I was feeling properly hungry by this stage, so I went out for a mid-afternoon snack. I went to a French cafe which looked interesting, and ordered a baguette. It turned out to have some kind of rather odd sausage in it. Pretty tasty.
As I was using their free wifi to post some blog entries, an elephant walked up to the front door and one of the waitresses went outside to feed it some snacks. That's something you don't see every day.

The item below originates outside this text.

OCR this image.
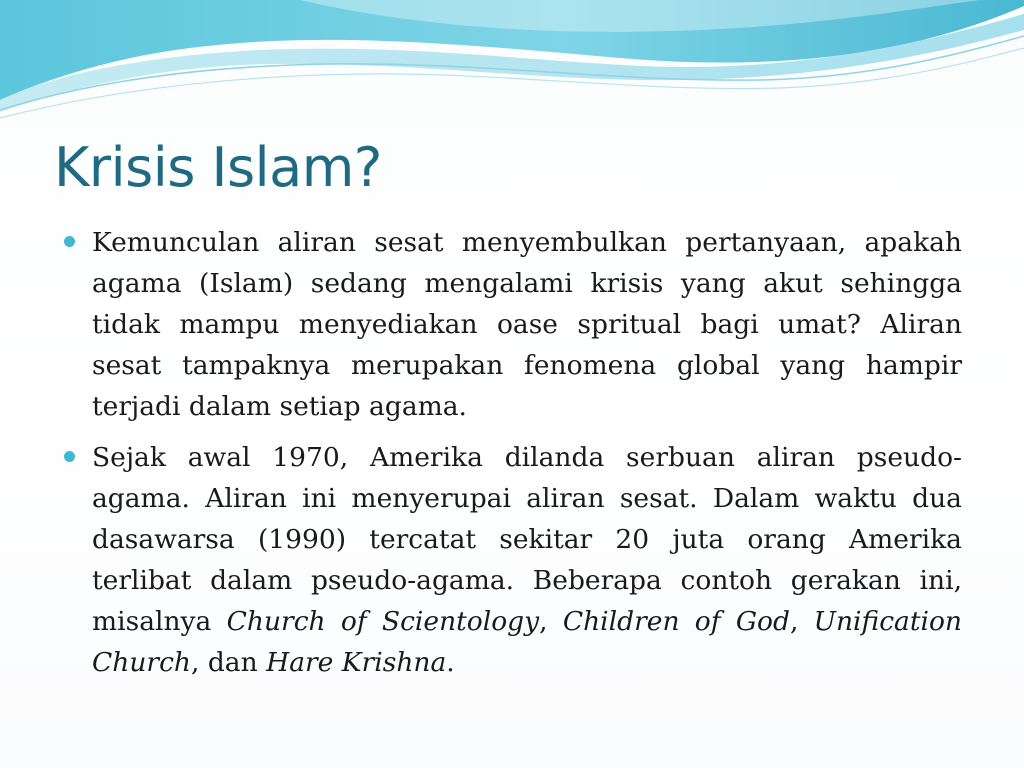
Krisis Islam?
Kemunculan aliran sesat menyembulkan pertanyaan, apakah agama (Islam) sedang mengalami krisis yang akut sehingga tidak mampu menyediakan oase spritual bagi umat? Aliran sesat tampaknya merupakan fenomena global yang hampir terjadi dalam setiap agama.
Sejak awal 1970, Amerika dilanda serbuan aliran pseudo-agama. Aliran ini menyerupai aliran sesat. Dalam waktu dua dasawarsa (1990) tercatat sekitar 20 juta orang Amerika terlibat dalam pseudo-agama. Beberapa contoh gerakan ini, misalnya Church of Scientology, Children of God, Unification Church, dan Hare Krishna.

I went back to the hotel for a bit, just to pass some time in front of the TV. Then I thought I'd better have a proper meal for dinner, so I went to a promising-looking restaurant I'd passed on the waterfront. It claims to be generally south-east-asian, so I guess it's a bit of a fusion restaurant. It turned out to be distinctly upmarket, with most meals around the $15 mark. But at least I'm unlikely to get food poisoning from them, so I thought I'd have a go anyway. I ordered a pumpkin curry. It turned out that my appetite is not nearly as strong as I thought it was, and I couldn't finish it. Tasty though.
I'm thinking that I'll get another fairly early night, and then do the two or three important sights that Phnom Penh has to offer. I don't think there's any need to spend more than one full day here, even though the place seems to be full of tourists having a good time. I'm keen to get on to Vietnam.